SMS gets new room in final year as middle school

Tons of dirt, debris and garbage were scooped out of the center of Snoqualmie Middle School this summer, the start of a major remodel. Over the next few weeks, construction crews will finish the floor and add a roof structure to what used to be a central courtyard at the school. School starts Wednesday, Aug. 29, in the Snoqualmie Valley School District, so builders are hurrying to complete the most disruptive work of the remodel before classes begin. "If it's not done by the start of school, we'll do it after classes," said David Huffman, the school district's construction overseer for the project.

Tons of dirt, debris and garbage were scooped out of the center of Snoqualmie Middle School this summer, the start of a major remodel. Over the next few weeks, construction crews will finish the floor and add a roof structure to what used to be a central courtyard at the school.
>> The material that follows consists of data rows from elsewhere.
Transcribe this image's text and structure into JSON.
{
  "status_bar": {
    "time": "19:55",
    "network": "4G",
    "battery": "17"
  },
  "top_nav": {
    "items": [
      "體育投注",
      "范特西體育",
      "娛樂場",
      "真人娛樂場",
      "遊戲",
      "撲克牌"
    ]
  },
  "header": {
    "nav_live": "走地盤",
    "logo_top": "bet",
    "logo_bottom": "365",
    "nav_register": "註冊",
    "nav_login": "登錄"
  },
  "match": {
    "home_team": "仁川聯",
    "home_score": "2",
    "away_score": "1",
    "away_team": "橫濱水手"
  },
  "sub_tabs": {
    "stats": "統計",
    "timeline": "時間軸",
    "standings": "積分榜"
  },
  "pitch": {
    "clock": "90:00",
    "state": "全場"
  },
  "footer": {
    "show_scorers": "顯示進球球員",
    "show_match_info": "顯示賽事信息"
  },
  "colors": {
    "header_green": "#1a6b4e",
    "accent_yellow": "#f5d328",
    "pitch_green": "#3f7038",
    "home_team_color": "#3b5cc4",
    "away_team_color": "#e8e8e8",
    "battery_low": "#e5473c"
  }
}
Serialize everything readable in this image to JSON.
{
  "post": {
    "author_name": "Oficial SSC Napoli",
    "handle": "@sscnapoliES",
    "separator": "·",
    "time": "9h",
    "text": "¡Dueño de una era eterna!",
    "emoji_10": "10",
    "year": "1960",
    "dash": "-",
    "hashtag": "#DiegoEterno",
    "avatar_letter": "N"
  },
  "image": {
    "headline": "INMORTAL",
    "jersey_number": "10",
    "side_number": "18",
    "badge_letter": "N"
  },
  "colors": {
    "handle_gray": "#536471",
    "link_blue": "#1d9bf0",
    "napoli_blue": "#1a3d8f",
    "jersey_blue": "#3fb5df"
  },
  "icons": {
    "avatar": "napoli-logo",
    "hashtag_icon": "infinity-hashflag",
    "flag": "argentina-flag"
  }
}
School starts Wednesday, Aug. 29, in the Snoqualmie Valley School District, so builders are hurrying to complete the most disruptive work of the remodel before classes begin.

“If it’s not done by the start of school, we’ll do it after classes,” said David Huffman, the school district’s construction overseer for the project.

The $2 million project is the first phase of renovations planned to convert SMS into a freshman campus of Mount Si High School by the fall of 2013. Kassel & Associates won the contract for the courtyard work with a low bid of $1.2 million. Other components of the renovation, to be completed next summer, are the conversion of the wood shop into classrooms and labs supporting a proposed STEM (Science, Technology, Engineering and Mathematics) curriculum for the freshman campus and upgrades to the locker rooms.

On a recent Thursday morning, a small crew of workers had nearly completed installing the “fill” layer for the floor, huge blocks of dense expanded polystyrene foam, or EPS. The white foam blocks, some more than 3 feet thick, were cut and pieced together to create most of the sub-floor in the hexagonal courtyard area. Workers used chainsaws to cut the foam, and someone had stood an oddly-cut block on top of another for a piece of temporary art.

The foam is not just for fun, though. Hoffman explained that the material is lightweight, and will have far less impact on the soil layers than several tons of fill would, especially when combined with the steel roof supports for an 18-foot ceiling.

Clint Marsh, District Construction Program Manager, noted that EPS is often used in building freeway overpasses for the same reason.

Once the foam is all in place, it will be waterproofed, then covered with a five-inch concrete subfloor. Business Services Director Ryan Stokes expected the concrete work to be done on Friday, Aug. 3, regardless of weather. The concrete to be used will cure even in wet conditions.

Roof work will begin the following week. The ceiling, when complete, will be similar to the open beam structure in the high school’s Wildcat Court, and will add 6,000 square feet of useable space to the school.

“It will be comparable to Twin Falls in terms of space,” Stokes said.

Since it will remain one large open space, the courtyard will be most useful during the school’s three  lunch periods, which have been packing roughly 150 students each into about 3,000 square feet of space.

The courtyard will also be useful for classroom work, says Stokes. “Last year, for some of the classes, like the science labs, they worked in the hallways,” he said. Next year, they could use the new courtyard space, free of interruption from passing students and teachers.

Most of the existing doors and windows into the courtyard will stay in place, with the exception of several windows to be replaced by a roll-up door, allowing a high volume of people to walk through. Stokes said the space will be more useable to the community, as well, since the school would be able host community meetings, or student assemblies.

“This totally changes the character of the building,” said Huffman.

Funds for this remodel are coming from a 2009 bond, in which voters approved $3.1 million for renovations at the middle school. Some of those renovations were put off because the district soon began consideration of annexing the school as a freshman campus, and didn’t want to spend the funds then when different improvements might be needed before 2013.